No era la habitación perfecta.
Pero para lo que estaban allí, les bastaba.
Hablar acerca de ellos, mirarse fijamente como dos amigos apoyándose.
Largo rato transcurrió sin aburrirse de charlar acerca de sus rutinas y de lo mucho que deseaban ser felices con muchos intentos fallidos de encontrar a la pareja perfecta.
Era loca la idea de que dos amigos se encerrasen en un cuarto de hotel solo para estar tranquilos y poder hablar sin que nada ni nadie los molestara.
La confianza que los rodeaba era inmensa por eso, entre ellos, secretos no existían.
Transcurría el tiempo entre risas y sarcasmos cuando la chica decidió darse un baño en el jacuzzi que se encontraba al final de la habitación, algo normal, ella se despojó de sus ropas y su compañero aún sin mirarla seguía hablando y riéndose de sus cuentos.
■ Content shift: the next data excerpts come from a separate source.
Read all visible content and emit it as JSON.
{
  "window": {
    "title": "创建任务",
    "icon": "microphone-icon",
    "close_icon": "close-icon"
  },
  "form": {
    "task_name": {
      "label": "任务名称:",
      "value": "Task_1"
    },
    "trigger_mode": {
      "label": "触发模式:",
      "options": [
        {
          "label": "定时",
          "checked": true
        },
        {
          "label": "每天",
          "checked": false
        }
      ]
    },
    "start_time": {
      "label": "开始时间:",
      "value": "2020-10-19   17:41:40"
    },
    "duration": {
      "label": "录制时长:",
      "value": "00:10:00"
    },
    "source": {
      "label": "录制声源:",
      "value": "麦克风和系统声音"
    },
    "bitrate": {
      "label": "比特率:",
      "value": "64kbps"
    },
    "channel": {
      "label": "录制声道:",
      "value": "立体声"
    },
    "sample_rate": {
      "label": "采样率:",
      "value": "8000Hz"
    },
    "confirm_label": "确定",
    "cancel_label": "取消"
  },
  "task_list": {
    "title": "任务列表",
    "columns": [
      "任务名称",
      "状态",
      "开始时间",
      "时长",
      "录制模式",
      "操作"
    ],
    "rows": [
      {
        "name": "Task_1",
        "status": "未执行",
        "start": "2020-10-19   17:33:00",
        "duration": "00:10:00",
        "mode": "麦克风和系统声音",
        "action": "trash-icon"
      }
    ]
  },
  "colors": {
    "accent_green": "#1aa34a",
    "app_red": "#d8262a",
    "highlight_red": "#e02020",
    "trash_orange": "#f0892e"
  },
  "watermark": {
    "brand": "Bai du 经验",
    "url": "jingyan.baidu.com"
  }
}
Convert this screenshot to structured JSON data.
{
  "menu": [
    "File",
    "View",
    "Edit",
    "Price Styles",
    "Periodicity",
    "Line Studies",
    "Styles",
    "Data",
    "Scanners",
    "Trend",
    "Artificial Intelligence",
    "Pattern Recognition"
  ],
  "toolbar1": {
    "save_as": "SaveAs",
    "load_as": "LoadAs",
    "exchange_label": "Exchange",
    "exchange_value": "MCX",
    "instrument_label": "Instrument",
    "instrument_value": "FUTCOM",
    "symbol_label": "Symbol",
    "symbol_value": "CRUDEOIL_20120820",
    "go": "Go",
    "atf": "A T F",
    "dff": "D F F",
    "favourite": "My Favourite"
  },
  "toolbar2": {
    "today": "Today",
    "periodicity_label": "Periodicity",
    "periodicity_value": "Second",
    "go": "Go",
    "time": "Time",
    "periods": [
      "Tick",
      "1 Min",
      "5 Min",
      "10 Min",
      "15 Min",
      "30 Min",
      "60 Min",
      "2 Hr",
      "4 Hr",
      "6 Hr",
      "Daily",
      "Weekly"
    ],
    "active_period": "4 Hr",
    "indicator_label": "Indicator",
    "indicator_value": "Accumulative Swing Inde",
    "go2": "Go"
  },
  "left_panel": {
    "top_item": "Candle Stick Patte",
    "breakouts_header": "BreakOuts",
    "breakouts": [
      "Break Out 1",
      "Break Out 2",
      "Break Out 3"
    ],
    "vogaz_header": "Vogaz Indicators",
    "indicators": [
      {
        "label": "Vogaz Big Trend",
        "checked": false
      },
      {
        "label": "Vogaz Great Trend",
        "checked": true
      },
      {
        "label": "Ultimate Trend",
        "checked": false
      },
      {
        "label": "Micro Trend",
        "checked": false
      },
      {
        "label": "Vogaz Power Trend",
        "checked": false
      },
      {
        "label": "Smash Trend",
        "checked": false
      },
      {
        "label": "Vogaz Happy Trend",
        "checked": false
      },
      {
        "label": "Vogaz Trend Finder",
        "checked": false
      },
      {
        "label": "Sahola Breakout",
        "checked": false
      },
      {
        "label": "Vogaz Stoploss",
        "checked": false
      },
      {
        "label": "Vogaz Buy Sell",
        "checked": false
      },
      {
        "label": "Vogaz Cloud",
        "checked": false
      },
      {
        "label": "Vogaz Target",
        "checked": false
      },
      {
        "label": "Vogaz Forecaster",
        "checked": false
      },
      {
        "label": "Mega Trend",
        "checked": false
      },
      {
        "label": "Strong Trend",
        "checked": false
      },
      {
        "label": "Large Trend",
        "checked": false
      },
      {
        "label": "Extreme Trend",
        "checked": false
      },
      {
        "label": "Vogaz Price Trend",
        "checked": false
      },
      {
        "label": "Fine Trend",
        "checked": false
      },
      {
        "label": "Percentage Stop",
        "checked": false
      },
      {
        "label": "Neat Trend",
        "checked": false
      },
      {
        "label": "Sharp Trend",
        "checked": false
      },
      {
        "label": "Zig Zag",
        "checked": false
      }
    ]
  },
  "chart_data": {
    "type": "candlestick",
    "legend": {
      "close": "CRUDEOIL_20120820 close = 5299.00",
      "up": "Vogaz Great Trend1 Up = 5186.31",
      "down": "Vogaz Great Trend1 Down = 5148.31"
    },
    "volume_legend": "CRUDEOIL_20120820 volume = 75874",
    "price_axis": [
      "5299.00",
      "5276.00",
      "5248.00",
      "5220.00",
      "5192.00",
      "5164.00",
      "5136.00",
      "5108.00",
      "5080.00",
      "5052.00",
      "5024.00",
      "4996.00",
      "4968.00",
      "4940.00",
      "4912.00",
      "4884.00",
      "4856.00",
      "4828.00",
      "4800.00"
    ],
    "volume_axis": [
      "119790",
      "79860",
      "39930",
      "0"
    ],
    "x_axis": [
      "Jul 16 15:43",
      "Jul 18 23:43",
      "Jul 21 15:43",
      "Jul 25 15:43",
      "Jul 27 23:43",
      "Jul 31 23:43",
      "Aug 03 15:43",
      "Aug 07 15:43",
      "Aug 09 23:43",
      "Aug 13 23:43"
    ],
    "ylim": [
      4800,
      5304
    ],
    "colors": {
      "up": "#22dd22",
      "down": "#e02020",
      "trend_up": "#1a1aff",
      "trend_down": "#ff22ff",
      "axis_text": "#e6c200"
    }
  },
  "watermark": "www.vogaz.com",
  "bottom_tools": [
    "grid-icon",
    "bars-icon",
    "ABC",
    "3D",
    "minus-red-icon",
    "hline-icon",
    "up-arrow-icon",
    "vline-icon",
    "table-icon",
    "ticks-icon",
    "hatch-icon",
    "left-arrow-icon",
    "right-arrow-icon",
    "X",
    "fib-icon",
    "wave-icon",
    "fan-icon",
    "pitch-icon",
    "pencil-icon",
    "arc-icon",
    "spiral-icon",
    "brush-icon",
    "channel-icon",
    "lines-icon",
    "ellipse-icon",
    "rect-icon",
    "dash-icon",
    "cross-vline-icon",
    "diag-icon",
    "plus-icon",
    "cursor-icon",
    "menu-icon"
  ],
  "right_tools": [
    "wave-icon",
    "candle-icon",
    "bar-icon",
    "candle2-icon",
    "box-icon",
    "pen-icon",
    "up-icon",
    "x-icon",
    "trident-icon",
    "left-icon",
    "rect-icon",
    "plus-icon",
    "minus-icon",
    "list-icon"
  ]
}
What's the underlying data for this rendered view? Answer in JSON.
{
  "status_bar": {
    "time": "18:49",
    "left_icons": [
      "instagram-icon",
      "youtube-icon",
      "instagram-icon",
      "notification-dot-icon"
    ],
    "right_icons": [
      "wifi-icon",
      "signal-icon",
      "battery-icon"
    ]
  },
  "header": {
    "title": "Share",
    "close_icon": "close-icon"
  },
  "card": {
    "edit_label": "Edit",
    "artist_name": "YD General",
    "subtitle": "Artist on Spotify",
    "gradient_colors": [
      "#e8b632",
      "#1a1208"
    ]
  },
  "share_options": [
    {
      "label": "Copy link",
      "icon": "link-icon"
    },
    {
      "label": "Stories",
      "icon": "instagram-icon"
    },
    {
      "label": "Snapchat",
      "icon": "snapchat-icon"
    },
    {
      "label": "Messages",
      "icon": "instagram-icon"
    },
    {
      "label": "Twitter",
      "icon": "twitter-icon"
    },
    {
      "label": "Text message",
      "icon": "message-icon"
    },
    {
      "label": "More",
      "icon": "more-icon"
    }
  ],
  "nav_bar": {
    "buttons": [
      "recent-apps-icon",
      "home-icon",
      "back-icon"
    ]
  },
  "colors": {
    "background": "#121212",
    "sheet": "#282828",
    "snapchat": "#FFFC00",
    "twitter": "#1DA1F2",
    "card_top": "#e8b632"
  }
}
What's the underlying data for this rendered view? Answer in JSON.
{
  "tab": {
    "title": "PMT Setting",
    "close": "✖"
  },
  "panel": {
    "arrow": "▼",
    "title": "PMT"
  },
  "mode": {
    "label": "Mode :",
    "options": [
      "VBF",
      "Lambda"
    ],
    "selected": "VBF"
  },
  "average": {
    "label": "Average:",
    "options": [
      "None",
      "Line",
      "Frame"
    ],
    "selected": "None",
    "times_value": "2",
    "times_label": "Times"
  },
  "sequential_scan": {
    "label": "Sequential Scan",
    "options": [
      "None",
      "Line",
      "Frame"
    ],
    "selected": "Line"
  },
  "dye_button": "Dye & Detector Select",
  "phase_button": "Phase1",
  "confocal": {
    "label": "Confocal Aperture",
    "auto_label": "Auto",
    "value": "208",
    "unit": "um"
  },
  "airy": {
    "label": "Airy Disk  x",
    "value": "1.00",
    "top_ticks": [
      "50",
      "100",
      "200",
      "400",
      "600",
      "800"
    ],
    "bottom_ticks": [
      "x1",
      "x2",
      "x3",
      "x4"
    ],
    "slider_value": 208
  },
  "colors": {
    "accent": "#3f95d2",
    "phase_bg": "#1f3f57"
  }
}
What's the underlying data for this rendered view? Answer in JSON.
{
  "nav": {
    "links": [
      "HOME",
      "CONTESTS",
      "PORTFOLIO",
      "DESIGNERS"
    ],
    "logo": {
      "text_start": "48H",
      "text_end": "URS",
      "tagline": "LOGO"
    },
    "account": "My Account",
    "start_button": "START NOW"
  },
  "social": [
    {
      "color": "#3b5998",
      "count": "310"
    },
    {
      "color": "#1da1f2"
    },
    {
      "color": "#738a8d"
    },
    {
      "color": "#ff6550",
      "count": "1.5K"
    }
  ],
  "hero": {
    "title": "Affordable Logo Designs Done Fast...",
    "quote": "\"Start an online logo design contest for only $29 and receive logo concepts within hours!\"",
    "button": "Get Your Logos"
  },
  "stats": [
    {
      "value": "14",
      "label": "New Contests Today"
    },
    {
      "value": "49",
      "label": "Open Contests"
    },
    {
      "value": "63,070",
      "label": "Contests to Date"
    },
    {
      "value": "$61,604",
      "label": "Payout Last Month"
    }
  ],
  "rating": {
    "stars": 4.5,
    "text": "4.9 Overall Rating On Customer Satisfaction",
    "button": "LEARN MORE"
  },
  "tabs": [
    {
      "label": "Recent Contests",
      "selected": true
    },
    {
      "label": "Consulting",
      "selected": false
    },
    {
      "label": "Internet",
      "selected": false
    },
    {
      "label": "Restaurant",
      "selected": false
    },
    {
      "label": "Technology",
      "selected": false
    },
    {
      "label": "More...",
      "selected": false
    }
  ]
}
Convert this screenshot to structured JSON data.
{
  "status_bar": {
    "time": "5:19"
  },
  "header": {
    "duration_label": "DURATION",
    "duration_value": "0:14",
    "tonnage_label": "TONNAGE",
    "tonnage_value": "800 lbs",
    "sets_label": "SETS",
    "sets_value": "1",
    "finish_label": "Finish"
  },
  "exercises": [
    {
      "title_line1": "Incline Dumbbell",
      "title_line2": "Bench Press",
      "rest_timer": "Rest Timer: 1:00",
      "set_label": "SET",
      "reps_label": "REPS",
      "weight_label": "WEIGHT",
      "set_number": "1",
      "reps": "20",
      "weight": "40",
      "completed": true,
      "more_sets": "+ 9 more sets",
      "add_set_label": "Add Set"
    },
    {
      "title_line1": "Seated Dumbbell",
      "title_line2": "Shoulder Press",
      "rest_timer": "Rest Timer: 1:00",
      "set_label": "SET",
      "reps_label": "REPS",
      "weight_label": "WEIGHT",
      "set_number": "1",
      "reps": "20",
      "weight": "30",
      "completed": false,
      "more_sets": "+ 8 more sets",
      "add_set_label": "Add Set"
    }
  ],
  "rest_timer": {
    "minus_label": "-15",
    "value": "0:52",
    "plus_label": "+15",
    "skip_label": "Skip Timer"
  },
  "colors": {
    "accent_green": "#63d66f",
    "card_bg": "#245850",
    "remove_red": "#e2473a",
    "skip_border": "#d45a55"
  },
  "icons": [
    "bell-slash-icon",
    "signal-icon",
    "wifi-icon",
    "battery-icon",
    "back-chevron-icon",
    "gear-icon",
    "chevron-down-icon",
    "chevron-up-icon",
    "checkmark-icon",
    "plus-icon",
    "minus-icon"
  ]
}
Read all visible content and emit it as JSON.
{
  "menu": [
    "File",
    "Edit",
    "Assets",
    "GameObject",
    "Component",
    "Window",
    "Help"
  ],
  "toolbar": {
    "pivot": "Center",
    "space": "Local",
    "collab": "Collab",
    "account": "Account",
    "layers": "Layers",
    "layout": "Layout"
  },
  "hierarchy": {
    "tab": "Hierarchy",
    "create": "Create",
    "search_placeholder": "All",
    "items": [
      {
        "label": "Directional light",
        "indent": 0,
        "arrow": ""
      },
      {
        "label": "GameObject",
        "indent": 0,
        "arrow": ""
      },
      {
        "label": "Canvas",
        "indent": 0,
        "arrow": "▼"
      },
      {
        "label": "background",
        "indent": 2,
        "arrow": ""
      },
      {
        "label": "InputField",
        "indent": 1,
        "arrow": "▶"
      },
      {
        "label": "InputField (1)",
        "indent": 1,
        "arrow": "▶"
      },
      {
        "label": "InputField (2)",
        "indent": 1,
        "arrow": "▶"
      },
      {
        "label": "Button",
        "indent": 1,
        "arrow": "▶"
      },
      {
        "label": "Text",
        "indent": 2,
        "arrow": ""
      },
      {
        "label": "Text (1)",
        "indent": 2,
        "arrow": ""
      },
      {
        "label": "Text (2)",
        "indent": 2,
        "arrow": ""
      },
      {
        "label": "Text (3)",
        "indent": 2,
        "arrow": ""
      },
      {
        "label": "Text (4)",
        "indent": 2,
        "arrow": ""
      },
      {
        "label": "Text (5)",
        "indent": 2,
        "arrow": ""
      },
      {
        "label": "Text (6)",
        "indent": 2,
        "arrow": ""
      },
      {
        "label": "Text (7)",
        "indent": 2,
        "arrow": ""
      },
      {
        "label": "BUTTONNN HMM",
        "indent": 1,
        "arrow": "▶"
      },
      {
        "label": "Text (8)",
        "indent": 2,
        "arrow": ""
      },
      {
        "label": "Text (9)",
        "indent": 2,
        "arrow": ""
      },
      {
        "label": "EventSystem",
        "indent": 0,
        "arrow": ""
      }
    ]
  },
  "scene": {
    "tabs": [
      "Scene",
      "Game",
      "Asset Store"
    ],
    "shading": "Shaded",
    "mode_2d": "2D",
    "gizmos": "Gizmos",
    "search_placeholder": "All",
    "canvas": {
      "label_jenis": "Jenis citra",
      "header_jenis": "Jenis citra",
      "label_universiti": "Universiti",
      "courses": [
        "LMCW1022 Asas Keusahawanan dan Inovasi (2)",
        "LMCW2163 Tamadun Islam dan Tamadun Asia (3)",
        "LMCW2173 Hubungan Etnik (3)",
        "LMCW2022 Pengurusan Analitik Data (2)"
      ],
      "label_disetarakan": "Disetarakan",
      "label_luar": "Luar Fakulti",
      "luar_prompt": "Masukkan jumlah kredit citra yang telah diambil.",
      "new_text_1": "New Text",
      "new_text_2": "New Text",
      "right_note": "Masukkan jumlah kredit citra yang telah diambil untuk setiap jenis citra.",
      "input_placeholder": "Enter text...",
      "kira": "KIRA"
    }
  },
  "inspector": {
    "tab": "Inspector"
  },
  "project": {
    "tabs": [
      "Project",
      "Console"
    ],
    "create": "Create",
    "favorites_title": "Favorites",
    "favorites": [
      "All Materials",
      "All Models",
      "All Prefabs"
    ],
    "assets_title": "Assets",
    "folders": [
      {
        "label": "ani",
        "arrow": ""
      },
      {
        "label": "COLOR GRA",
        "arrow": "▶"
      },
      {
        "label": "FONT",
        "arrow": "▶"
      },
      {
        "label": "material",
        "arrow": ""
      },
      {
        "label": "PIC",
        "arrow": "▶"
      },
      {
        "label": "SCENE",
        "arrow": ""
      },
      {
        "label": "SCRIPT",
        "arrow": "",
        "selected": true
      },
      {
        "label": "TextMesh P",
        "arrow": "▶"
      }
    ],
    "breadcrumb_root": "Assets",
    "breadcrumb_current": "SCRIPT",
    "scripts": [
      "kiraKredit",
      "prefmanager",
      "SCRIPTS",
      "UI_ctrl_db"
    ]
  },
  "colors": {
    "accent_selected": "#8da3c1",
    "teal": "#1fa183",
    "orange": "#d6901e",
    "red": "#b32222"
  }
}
Ella se colocó entre el jacuzzi dejando que el agua tibia y la espuma acariciaran su piel suavemente para relajarse poco a poco.
Cerró sus ojos para dejar llevar sus pensamientos al ritmo de la suave música que su compañero había puesto a sonar. Él estaba recostado entre las almohadas en la cama mirando a la chica, solo veía su rostro y estaba extasiado mirándola entre tanta espuma.
Ella pensando en él pero aún sin abrir sus ojos, se reusaba a cualquier posibilidad entre ellos, por razones que solo ellos conocen eso estaría muy mal ante los ojos de muchos. Por tal razón siempre al verse lo hacían ocultos.
Aún hablando de todo y haciendo gracia de su conversación dicho compañero entra en el agua con la joven, sólo por descansar un poco, sin pensar que ambas pieles podrían encontrarse en algún momento.
No faltó mucho tiempo para que sucediera lo inevitable, un cruce de caricias comenzó sin saber por parte de quién inició este bajo fuego y sin darse cuenta a los pocos minutos ardían entre besos y apasionados abrazos.
Por un lapso de tiempo se quedaron perplejos mirándose, sin creer lo que estaba sucediendo entre ellos pero sin ganas de separarse; pecho con pecho dejando que sus rostros se entrelazasen entre caricias.
Con un inútil y falso deseo de detenerse pues, lo que hacían estaba mal de algún modo y debían detenerlo, pero esto no frenó los sentimientos y el deseo que envolvían a la pareja en ese momento.
Estaban en un desván de placer, volviéndose uno, volviendo a nacer.
Dejándose llevar por la intuición y los besos en cantidades proporcionales con sabor a miel, oyendo la rapidez con la que avanzaban sus respiraciones y cuidando cada gemido, el uno del otro.
Jamás habían estado en una situación así pero no se les haría difícil acostumbrarse, era tan perfecto que podían seguir así hasta agotarse su tiempo.
Ni cuenta pudieron darse del momento al que llegaron a la inmensa cama pues, entre aquellos besos era imposible visualizar algo, era imposible siquiera respirar.
De pronto, el juego de latidos aumentaba, los suspiros se volvían cada vez más rápidos y profundos, dando paso a un éxtasis de amor cubierto por una atmósfera de deleite completo.
Un frenesí en el intercambio de almas propició el momento para volver a abrir los ojos y sellar el momento con un delicado beso, él arregló el cabello de la chica que tenía entre sus brazos detrás de su oreja dejando ver aquel brillo precioso en su mirada y ella, colocó delicadamente sus dedos en los hombros de aquel hombre que tenía entrelazado en sus piernas.
Volviendo en sí una vez de estar abrazados y entre las blancas sábanas dejar que el silencio explicara lo sucedido. No sabían si volverían a repetir el capítulo pero este, había sido disfrutado al máximo… sin ser planeado y con la mayor de las gratitudes.
Los teléfonos comienzan a sonar… es hora ya de marchar. A su paso, un jacuzzi repleto de espumas, una cama desordenada y las paredes de un cuarto de hotel que guardaba los secretos de una noche de amor derrochada.